Le PML-N s’est séparé de l’establishment militaire et judiciaire principalement sur deux questions. La plus importante était la suprématie des civils sur l’armée. La deuxième était la relation avec l’Inde. Le PML-N voulait plus de commerce avec l’Inde et pas de guerre. Mian Nawaz Sharif, l’ancien Premier ministre et politicien de droite, doit payer un lourd tribut pour avoir insisté sur le fait qu’en tant que Premier ministre, c’est lui et non l’armée qui dirigeait le Pakistan. Il a été évincé par la Cour suprême, disqualifié à vie et purge actuellement avec sa fille une peine de dix ans dans une prison de Rawalpindi.

Depuis l’annonce des élections, les médias ont décrit Imran Khan comme l’homme politique le plus propre avec un plan pour réduire la corruption. Ses principaux slogans électoraux étaient « changement » et « Pakistan nouveau ». Des milliards de roupies ont été dépensés en publicité par des milliardaires qui ont rejoint son parti. Les politiciens les plus riches sentent toujours les vents changeants du pouvoir et en conséquence ils modifient leurs affiliations politiques. Ils sont dits « éligibles », c’est-à-dire capables de dépenser des milliards pour les élections et acheter des voix. Le parti d’Imran Khan (PTI) a vu un afflux de ces « éligibles », qui sont passé du PML-N au PTI sans aucune honte, car au moment des élections ils l’ont toujours fait.

Lorsque le PML-N a donné les investitures à ses candidats, ces « inconnus » ont téléphoné aux personnes nommées et leur ont demander de refuser l’investiture au dernier moment et de se présenter en tant qu’indépendants. Ceux qui ont refusé ont été passés à tabac dans leurs bureaux et leurs domiciles. Ces menaces et intimidations ont fonctionné et environ 40 candidats investis par le PML-N ont effectivement annoncé se présenter en tant qu’indépendants.
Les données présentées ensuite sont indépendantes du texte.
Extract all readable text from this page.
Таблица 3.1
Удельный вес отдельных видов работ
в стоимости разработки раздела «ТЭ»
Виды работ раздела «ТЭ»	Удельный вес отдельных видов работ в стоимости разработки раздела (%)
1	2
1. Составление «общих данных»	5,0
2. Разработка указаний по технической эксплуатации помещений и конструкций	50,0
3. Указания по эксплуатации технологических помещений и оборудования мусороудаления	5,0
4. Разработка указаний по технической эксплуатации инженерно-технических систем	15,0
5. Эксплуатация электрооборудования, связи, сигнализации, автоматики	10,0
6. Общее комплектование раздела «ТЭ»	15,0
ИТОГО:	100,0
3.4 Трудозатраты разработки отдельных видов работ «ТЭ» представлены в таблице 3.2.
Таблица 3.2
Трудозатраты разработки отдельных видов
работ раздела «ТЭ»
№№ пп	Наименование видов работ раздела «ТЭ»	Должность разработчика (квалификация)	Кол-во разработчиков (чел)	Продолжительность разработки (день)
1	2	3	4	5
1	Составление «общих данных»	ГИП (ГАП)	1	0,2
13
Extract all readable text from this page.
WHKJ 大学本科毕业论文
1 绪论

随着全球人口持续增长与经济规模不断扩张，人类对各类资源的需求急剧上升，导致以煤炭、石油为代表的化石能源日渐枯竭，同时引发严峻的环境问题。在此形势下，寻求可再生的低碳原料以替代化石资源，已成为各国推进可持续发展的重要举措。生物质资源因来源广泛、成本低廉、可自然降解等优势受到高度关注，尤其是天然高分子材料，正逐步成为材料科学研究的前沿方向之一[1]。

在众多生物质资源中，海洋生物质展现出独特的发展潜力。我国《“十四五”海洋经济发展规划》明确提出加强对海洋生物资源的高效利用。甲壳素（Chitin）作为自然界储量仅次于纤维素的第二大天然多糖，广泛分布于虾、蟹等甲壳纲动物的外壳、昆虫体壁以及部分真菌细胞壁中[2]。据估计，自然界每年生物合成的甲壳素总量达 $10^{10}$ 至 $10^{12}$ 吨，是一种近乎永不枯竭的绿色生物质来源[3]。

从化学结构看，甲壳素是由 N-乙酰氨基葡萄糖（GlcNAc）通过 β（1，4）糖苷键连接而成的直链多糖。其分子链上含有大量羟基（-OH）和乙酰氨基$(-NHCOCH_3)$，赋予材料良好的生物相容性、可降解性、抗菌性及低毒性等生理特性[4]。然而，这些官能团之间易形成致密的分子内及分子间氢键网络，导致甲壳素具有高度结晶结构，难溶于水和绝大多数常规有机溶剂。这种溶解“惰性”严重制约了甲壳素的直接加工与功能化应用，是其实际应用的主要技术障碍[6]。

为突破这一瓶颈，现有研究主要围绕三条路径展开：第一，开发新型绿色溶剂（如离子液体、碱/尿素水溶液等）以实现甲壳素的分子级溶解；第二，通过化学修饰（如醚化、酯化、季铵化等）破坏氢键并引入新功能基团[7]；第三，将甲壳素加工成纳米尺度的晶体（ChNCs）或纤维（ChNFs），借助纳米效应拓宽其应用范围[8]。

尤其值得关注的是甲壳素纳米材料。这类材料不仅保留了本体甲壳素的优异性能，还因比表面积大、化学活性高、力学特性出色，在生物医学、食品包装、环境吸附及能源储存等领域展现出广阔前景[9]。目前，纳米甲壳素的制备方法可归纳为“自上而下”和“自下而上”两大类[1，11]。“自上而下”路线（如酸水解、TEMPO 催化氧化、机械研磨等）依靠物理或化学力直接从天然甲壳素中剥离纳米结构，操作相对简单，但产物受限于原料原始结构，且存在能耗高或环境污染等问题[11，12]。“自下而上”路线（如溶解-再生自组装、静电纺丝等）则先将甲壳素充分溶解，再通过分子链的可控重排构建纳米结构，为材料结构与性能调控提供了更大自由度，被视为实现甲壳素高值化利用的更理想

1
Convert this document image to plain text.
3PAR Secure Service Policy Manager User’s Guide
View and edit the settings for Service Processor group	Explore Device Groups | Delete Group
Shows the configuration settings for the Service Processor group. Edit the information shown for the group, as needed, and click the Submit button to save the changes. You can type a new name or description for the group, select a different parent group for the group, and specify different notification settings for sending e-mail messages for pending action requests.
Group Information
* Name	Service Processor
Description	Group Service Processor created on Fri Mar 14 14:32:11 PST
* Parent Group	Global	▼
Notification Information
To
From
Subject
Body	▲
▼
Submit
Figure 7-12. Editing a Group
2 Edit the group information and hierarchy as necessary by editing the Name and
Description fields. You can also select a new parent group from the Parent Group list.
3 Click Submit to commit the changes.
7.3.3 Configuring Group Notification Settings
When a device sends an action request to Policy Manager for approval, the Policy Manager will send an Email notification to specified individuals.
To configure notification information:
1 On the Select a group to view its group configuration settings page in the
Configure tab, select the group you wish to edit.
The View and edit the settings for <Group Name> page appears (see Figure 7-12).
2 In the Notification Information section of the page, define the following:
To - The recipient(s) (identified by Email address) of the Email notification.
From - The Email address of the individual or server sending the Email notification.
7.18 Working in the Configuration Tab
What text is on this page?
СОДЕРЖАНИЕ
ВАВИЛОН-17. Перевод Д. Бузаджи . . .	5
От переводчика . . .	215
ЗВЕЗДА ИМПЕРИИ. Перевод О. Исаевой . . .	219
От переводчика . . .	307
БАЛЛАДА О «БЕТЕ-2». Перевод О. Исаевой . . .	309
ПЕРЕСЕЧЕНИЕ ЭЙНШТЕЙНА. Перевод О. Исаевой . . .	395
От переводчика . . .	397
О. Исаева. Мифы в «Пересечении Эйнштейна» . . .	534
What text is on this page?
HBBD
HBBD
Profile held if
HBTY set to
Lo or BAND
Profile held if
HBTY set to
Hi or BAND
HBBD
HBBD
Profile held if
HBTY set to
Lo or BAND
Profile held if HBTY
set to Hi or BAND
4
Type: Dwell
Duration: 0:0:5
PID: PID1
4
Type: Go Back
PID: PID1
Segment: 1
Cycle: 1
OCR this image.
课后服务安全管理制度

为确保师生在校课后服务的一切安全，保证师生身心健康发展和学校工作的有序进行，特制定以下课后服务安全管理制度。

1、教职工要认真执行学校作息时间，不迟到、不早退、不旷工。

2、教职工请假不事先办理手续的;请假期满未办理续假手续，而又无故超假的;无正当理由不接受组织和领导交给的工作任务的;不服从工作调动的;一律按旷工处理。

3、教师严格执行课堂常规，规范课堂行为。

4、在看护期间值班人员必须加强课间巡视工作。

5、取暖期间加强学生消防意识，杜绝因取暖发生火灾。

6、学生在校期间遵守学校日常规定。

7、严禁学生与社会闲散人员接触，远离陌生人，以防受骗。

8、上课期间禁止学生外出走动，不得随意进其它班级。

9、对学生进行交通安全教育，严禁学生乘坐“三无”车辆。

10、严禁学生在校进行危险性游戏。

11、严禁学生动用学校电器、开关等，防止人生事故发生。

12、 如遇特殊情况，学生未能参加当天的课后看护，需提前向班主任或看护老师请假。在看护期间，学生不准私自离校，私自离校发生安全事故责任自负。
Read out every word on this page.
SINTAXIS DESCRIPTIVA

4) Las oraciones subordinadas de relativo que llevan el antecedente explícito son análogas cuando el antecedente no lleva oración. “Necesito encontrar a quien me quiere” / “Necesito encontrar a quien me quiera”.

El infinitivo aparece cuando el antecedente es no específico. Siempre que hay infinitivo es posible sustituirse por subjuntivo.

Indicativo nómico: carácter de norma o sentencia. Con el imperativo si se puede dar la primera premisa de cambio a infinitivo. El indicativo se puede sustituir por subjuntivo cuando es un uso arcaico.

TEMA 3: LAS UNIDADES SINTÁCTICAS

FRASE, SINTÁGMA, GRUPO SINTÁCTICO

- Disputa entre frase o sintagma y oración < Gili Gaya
Pendant la campagne électorale, plusieurs candidats du PML-N ont été arrêtés et certains ont été disqualifiés à vie et envoyés en prison sous prétexte de corruption. Toutes ces mesures donnaient l’impression générale que les institutions militaires et judiciaires voulaient qu’Imran Khan remporte à tout prix les élections. Imran Khan a déjà créé un mythe parmi les jeunes, selon lequel nous aurions besoin d’un changement et d’un gouvernement sans corruption. Il y a eu une euphorie parmi une grande partie de la jeunesse au Pakistan : Imran Khan passait pour un incorruptible… même s’il avait besoin d’« éligibles » pour gagner la majorité.

Deux organisations interdites de fanatiques religieux ont été autorisées à se présenter aux élections par la Commission électorale. Il s’agissait de réduire les votes du PML-N, qui avait bénéficié du soutien de ces groupes dans le passé. Un de ces groupes, le Tehreek-e-Labaik Pakistan (TLP), est devenu en termes de candidats sur le terrain le troisième plus grand parti, après le PTI et PML-N (3).

Plus de 300 000 militaires ont été déployés dans tous les bureaux de vote avec un pouvoir judiciaire pour les officiers militaires à la « demande » de la Commission électorale afin d’assurer une sécurité complète. Cela a été aidé par les terroristes religieux qui ont mené des attaques suicidaires lors des réunions publiques de campagne électorale, tuant des centaines de personnes, y compris des candidats. Dans une de ces attaques, plus de 150 personnes dont le candidat ont été tuées dans le district de Mastung (province du Baloutchistan). La plupart des groupes de défense des droits humains dans le pays, notamment la Commission des droits de l’homme du Pakistan (HRCP), ont critiqué cette tricherie préélectorale lors de conférences de presse jugeant que ces mesures extraordinaires favorisaient certains partis politiques.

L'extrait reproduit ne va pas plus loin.